Still, Hargrett declared victory as he greeted a quiet crowd of about 20 supporters in the basement of the Italian Club in Ybor City.
"In the election, two of three people said they wanted a new face on the County Commission," said Hargrett, 58. "Two of three people voted against Tom Scott."
"I'm gratified," he added. "I'll take a win any way I can get it."
The two candidates must now recharge for the runoff. Hargrett has $22,723 left in his campaign account. Scott has $9,000. Voter turnout was low for Tuesday's primary, and will be even smaller in October. Campaign organization will be crucial.
Whoever wins next month will take on Libertarian Joe Redner in the Nov. 7 general election.
Scott, pastor of the 34th Street Church of God, waited inside his office on what he called "judgment day" as supporters gathered in the church social hall. Scott said he looked forward to running a positive campaign based on his accomplishments.
But Scott did not hesitate to criticize Hargrett Tuesday night, as he did in the final days leading up to the primary. "When you look at Hargrett's contributions, they are mainly from lobbyists from outside Hillsborough," Scott said. "That is going to be quite interesting."
At the end of the campaign, Scott mailed fliers attacking Hargrett for his support for Republican Gov. Jeb Bush. Hargrett endorsed Bush for governor in 1998 at the Italian Club -- the same place where he celebrated Tuesday.

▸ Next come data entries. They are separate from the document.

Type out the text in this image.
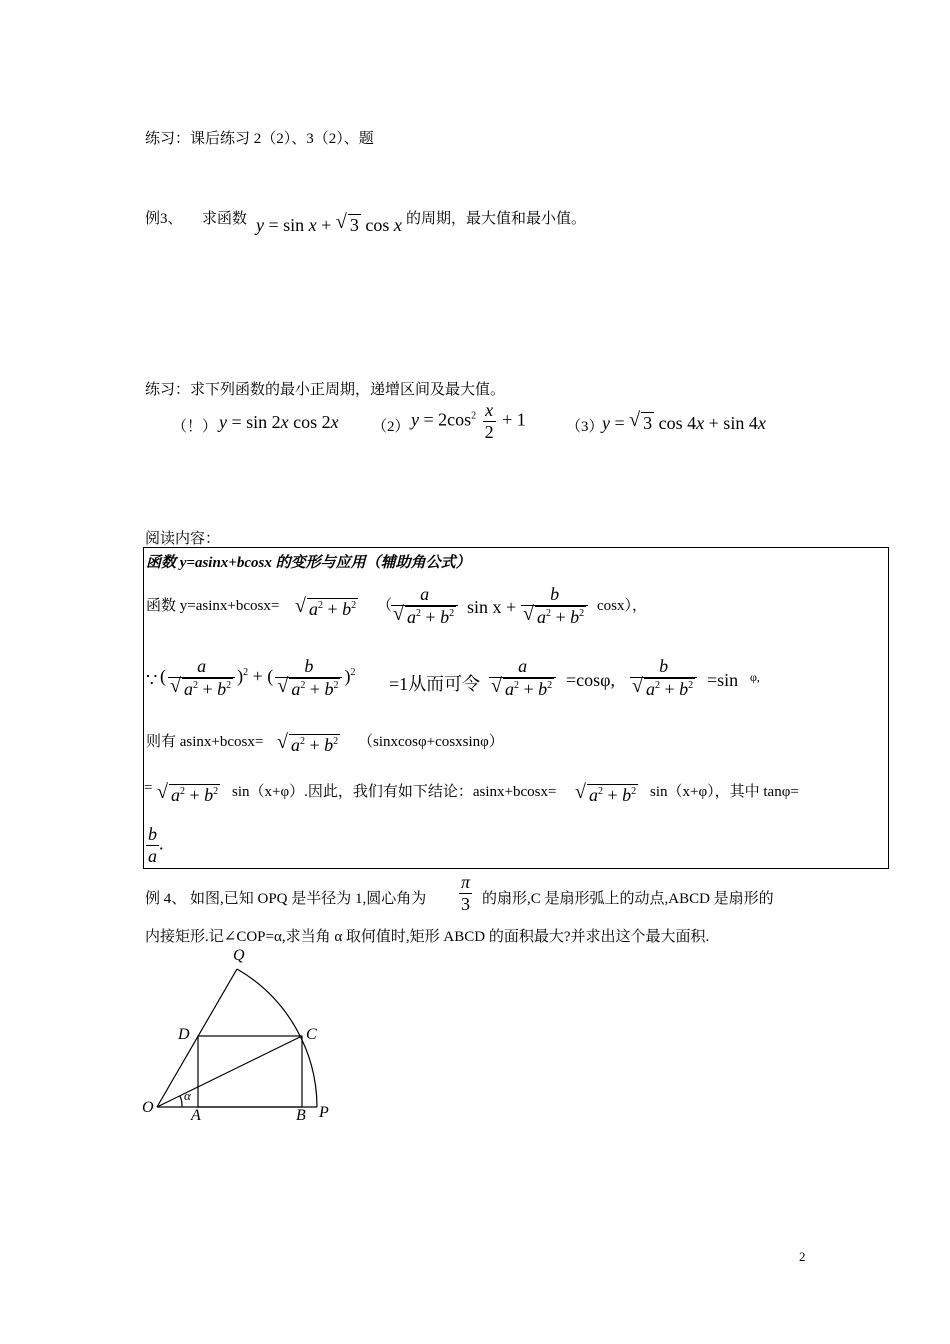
练习：课后练习 2（2）、3（2）、题
例3、 求函数 y = sin x + √ 3 cos x 的周期，最大值和最小值。
练习：求下列函数的最小正周期，递增区间及最大值。
（！） y = sin 2x cos 2x （2） $y = 2\cos^2 \frac{x}{2} + 1$	（3）
y = √ 3 cos 4x + sin 4x
阅读内容：
函数 y=asinx+bcosx 的变形与应用（辅助角公式）
函数 y=asinx+bcosx= √ $a^2 + b^2$ （
$\frac{a}{√ a^2 + b^2}$ $\sin x + \frac{b}{√ a^2 + b^2} \cos x$），
∵ ( $\frac{a}{√ a^2 + b^2} )^2$ + ( $\frac{b}{√ a^2 + b^2} )^2$
=1从而可令 $\frac{a}{√ a^2 + b^2} =\cos\varphi$, $\frac{b}{√ a^2 + b^2} =\sin$ φ,
则有 asinx+bcosx= √ $a^2 + b^2$ （sinxcosφ+cosxsinφ）
= √ $a^2 + b^2$ sin（x+φ）.因此，我们有如下结论：asinx+bcosx= √ $a^2 + b^2$ sin（x+φ），其中 tanφ=
$\frac{b}{a}$ .
例 4、 如图,已知 OPQ 是半径为 1,圆心角为 $\frac{\pi}{3}$ 的扇形,C 是扇形弧上的动点,ABCD 是扇形的
内接矩形.记∠COP=α,求当角 α 取何值时,矩形 ABCD 的面积最大?并求出这个最大面积.
Q
D	C
O A	B P
α
2
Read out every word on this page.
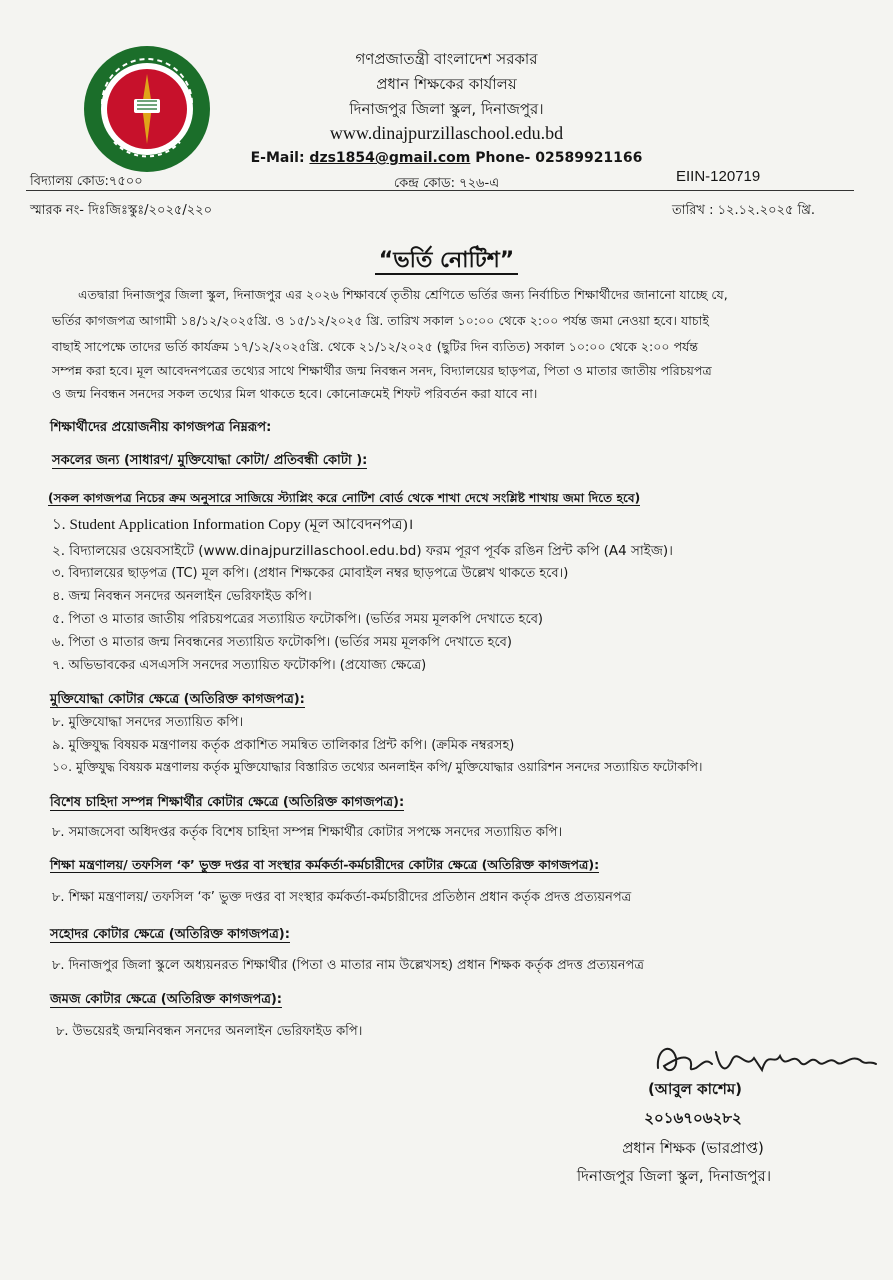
গণপ্রজাতন্ত্রী বাংলাদেশ সরকার
প্রধান শিক্ষকের কার্যালয়
দিনাজপুর জিলা স্কুল, দিনাজপুর।
www.dinajpurzillaschool.edu.bd
E-Mail: dzs1854@gmail.com Phone- 02589921166
বিদ্যালয় কোড:৭৫০০	কেন্দ্র কোড: ৭২৬-এ	EIIN-120719
স্মারক নং- দিঃজিঃস্কুঃ/২০২৫/২২০	তারিখ : ১২.১২.২০২৫ খ্রি.
“ভর্তি নোটিশ”
এতদ্বারা দিনাজপুর জিলা স্কুল, দিনাজপুর এর ২০২৬ শিক্ষাবর্ষে তৃতীয় শ্রেণিতে ভর্তির জন্য নির্বাচিত শিক্ষার্থীদের জানানো যাচ্ছে যে,
ভর্তির কাগজপত্র আগামী ১৪/১২/২০২৫খ্রি. ও ১৫/১২/২০২৫ খ্রি. তারিখ সকাল ১০:০০ থেকে ২:০০ পর্যন্ত জমা নেওয়া হবে। যাচাই
বাছাই সাপেক্ষে তাদের ভর্তি কার্যক্রম ১৭/১২/২০২৫খ্রি. থেকে ২১/১২/২০২৫ (ছুটির দিন ব্যতিত) সকাল ১০:০০ থেকে ২:০০ পর্যন্ত
সম্পন্ন করা হবে। মূল আবেদনপত্রের তথ্যের সাথে শিক্ষার্থীর জন্ম নিবন্ধন সনদ, বিদ্যালয়ের ছাড়পত্র, পিতা ও মাতার জাতীয় পরিচয়পত্র
ও জন্ম নিবন্ধন সনদের সকল তথ্যের মিল থাকতে হবে। কোনোক্রমেই শিফট পরিবর্তন করা যাবে না।
শিক্ষার্থীদের প্রয়োজনীয় কাগজপত্র নিম্নরূপ:
সকলের জন্য (সাধারণ/ মুক্তিযোদ্ধা কোটা/ প্রতিবন্ধী কোটা ):
(সকল কাগজপত্র নিচের ক্রম অনুসারে সাজিয়ে স্ট্যাপ্লিং করে নোটিশ বোর্ড থেকে শাখা দেখে সংশ্লিষ্ট শাখায় জমা দিতে হবে)
১. Student Application Information Copy (মূল আবেদনপত্র)।
২. বিদ্যালয়ের ওয়েবসাইটে (www.dinajpurzillaschool.edu.bd) ফরম পূরণ পূর্বক রঙিন প্রিন্ট কপি (A4 সাইজ)।
৩. বিদ্যালয়ের ছাড়পত্র (TC) মূল কপি। (প্রধান শিক্ষকের মোবাইল নম্বর ছাড়পত্রে উল্লেখ থাকতে হবে।)
৪. জন্ম নিবন্ধন সনদের অনলাইন ভেরিফাইড কপি।
৫. পিতা ও মাতার জাতীয় পরিচয়পত্রের সত্যায়িত ফটোকপি। (ভর্তির সময় মূলকপি দেখাতে হবে)
৬. পিতা ও মাতার জন্ম নিবন্ধনের সত্যায়িত ফটোকপি। (ভর্তির সময় মূলকপি দেখাতে হবে)
৭. অভিভাবকের এসএসসি সনদের সত্যায়িত ফটোকপি। (প্রযোজ্য ক্ষেত্রে)
মুক্তিযোদ্ধা কোটার ক্ষেত্রে (অতিরিক্ত কাগজপত্র):
৮. মুক্তিযোদ্ধা সনদের সত্যায়িত কপি।
৯. মুক্তিযুদ্ধ বিষয়ক মন্ত্রণালয় কর্তৃক প্রকাশিত সমন্বিত তালিকার প্রিন্ট কপি। (ক্রমিক নম্বরসহ)
১০. মুক্তিযুদ্ধ বিষয়ক মন্ত্রণালয় কর্তৃক মুক্তিযোদ্ধার বিস্তারিত তথ্যের অনলাইন কপি/ মুক্তিযোদ্ধার ওয়ারিশন সনদের সত্যায়িত ফটোকপি।
বিশেষ চাহিদা সম্পন্ন শিক্ষার্থীর কোটার ক্ষেত্রে (অতিরিক্ত কাগজপত্র):
৮. সমাজসেবা অধিদপ্তর কর্তৃক বিশেষ চাহিদা সম্পন্ন শিক্ষার্থীর কোটার সপক্ষে সনদের সত্যায়িত কপি।
শিক্ষা মন্ত্রণালয়/ তফসিল ‘ক’ ভুক্ত দপ্তর বা সংস্থার কর্মকর্তা-কর্মচারীদের কোটার ক্ষেত্রে (অতিরিক্ত কাগজপত্র):
৮. শিক্ষা মন্ত্রণালয়/ তফসিল ‘ক’ ভুক্ত দপ্তর বা সংস্থার কর্মকর্তা-কর্মচারীদের প্রতিষ্ঠান প্রধান কর্তৃক প্রদত্ত প্রত্যয়নপত্র
সহোদর কোটার ক্ষেত্রে (অতিরিক্ত কাগজপত্র):
৮. দিনাজপুর জিলা স্কুলে অধ্যয়নরত শিক্ষার্থীর (পিতা ও মাতার নাম উল্লেখসহ) প্রধান শিক্ষক কর্তৃক প্রদত্ত প্রত্যয়নপত্র
জমজ কোটার ক্ষেত্রে (অতিরিক্ত কাগজপত্র):
৮. উভয়েরই জন্মনিবন্ধন সনদের অনলাইন ভেরিফাইড কপি।
(আবুল কাশেম)
২০১৬৭০৬২৮২
প্রধান শিক্ষক (ভারপ্রাপ্ত)
দিনাজপুর জিলা স্কুল, দিনাজপুর।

Scott also criticized Hargrett's attempt to run for re-election to the Senate after voters approved term limits for legislators.
Hargrett reminded voters about Scott's problems. His campaign sent out fliers and made phone calls about the federal investigation into Scott's ties to a businessman who wanted to sell medical equipment to Tampa General Hospital.
Scott arranged meetings between businessman David Bekhor and former TGH president Bruce Siegel, who successfully campaigned to take the hospital private with Scott's help.
Although Scott denied it at the time, Bekhor gave Scott's church $15,000. Scott returned the money after the St. Petersburg Times obtained copies of the canceled checks. The ensuing federal investigation continues.
On Tuesday, Scott, 46, said he has learned from the investigation. "As a commission, you want to avoid anything that has the appearance of impropriety," Scott said. "You also learn you can't trust anyone. I've grown."
Reed, surrounded by friends at the River Oaks Apartment clubhouse, said she was pleased by her showing. Voters responded well to her grass-roots, positive campaign, she said.
The 59-year-old director of career services at Tampa Technical Institute ran against Scott in 1996 and came within 250 votes of beating him.
"There is no way I can lose no matter what the outcome is," Reed said. "I have not lost.
"People realized I am a viable candidate. And I have a lot to offer."
Both Scott and Hargrett said they would begin to immediately court Reed's voters.
"I want to say Mrs. Reed has run a very good race and a very clean race," Scott said. "I have a great deal of respect for her."